Saturday, January 31, 2009

Can something come from nothing?

Anything that stands in direct relation to something else--must exist. Existence, then, takes in a lot of territory--material, emotional, psychological, analytical, and, at least for the person who believes, God. But, "nothing," exists only in the relationship of an absence of something, and is excluded, therefore, from existing independently. "Nothing" does not exist--it is because "nothing" is a mere place holder (like the concept zero) that whatever exists, visa vice the physical Big Bang, it does so by being in a direct relationship to the big bang and that something is not nothing.

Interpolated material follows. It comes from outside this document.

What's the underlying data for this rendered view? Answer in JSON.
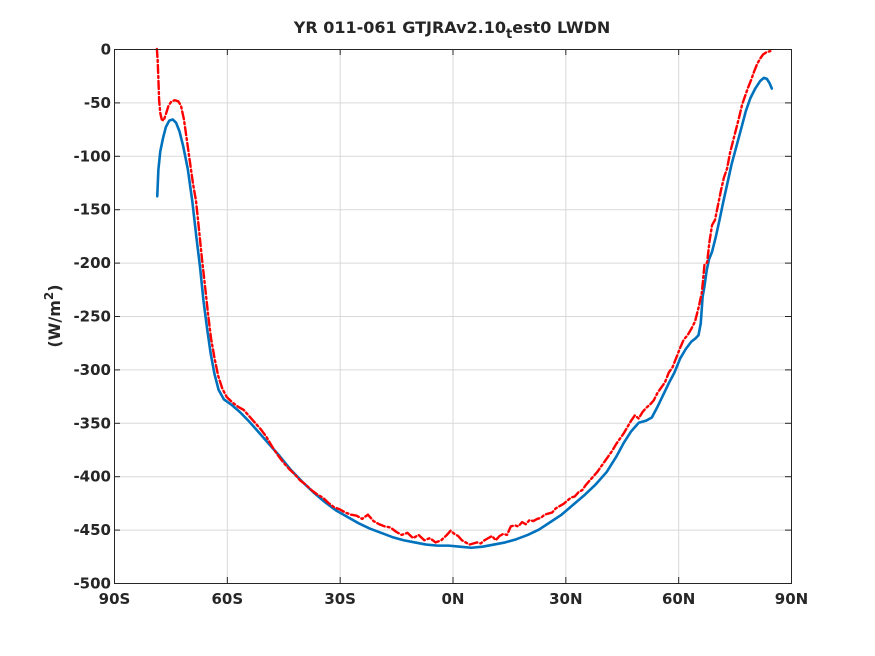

Lift A Stone And God Is There; Ask A Question And God Is There--

In The Beginning was the paradox: How does unity coexist with multiplicity? How does oneness make room for otherness? How does the all- perfect source become something less than it-self? God, being up for this challenge, solved the dilemma, and She did this by (gender is optional here, in fact, it’s probably best to think of God in terms of process, in terms of “processing divinity”) the liberation of Her own non-being. This event had to be performed in such a way so as God could both be and not be God in the same phenomenon. Her solution is doable, even logically doable, in the form of being-what-is-not-while-not-being-what-is. In this double negation, God becomes free in the phenomenon of not, not being God, while affirming (by implication) the God that is free to not be God. In other words, the liberation of God’s non-being becomes God’s immanence while, at the same time, there exists an implied transcendent God. God’s immanence is particularly important to humans because divine immanence gets called “reality.”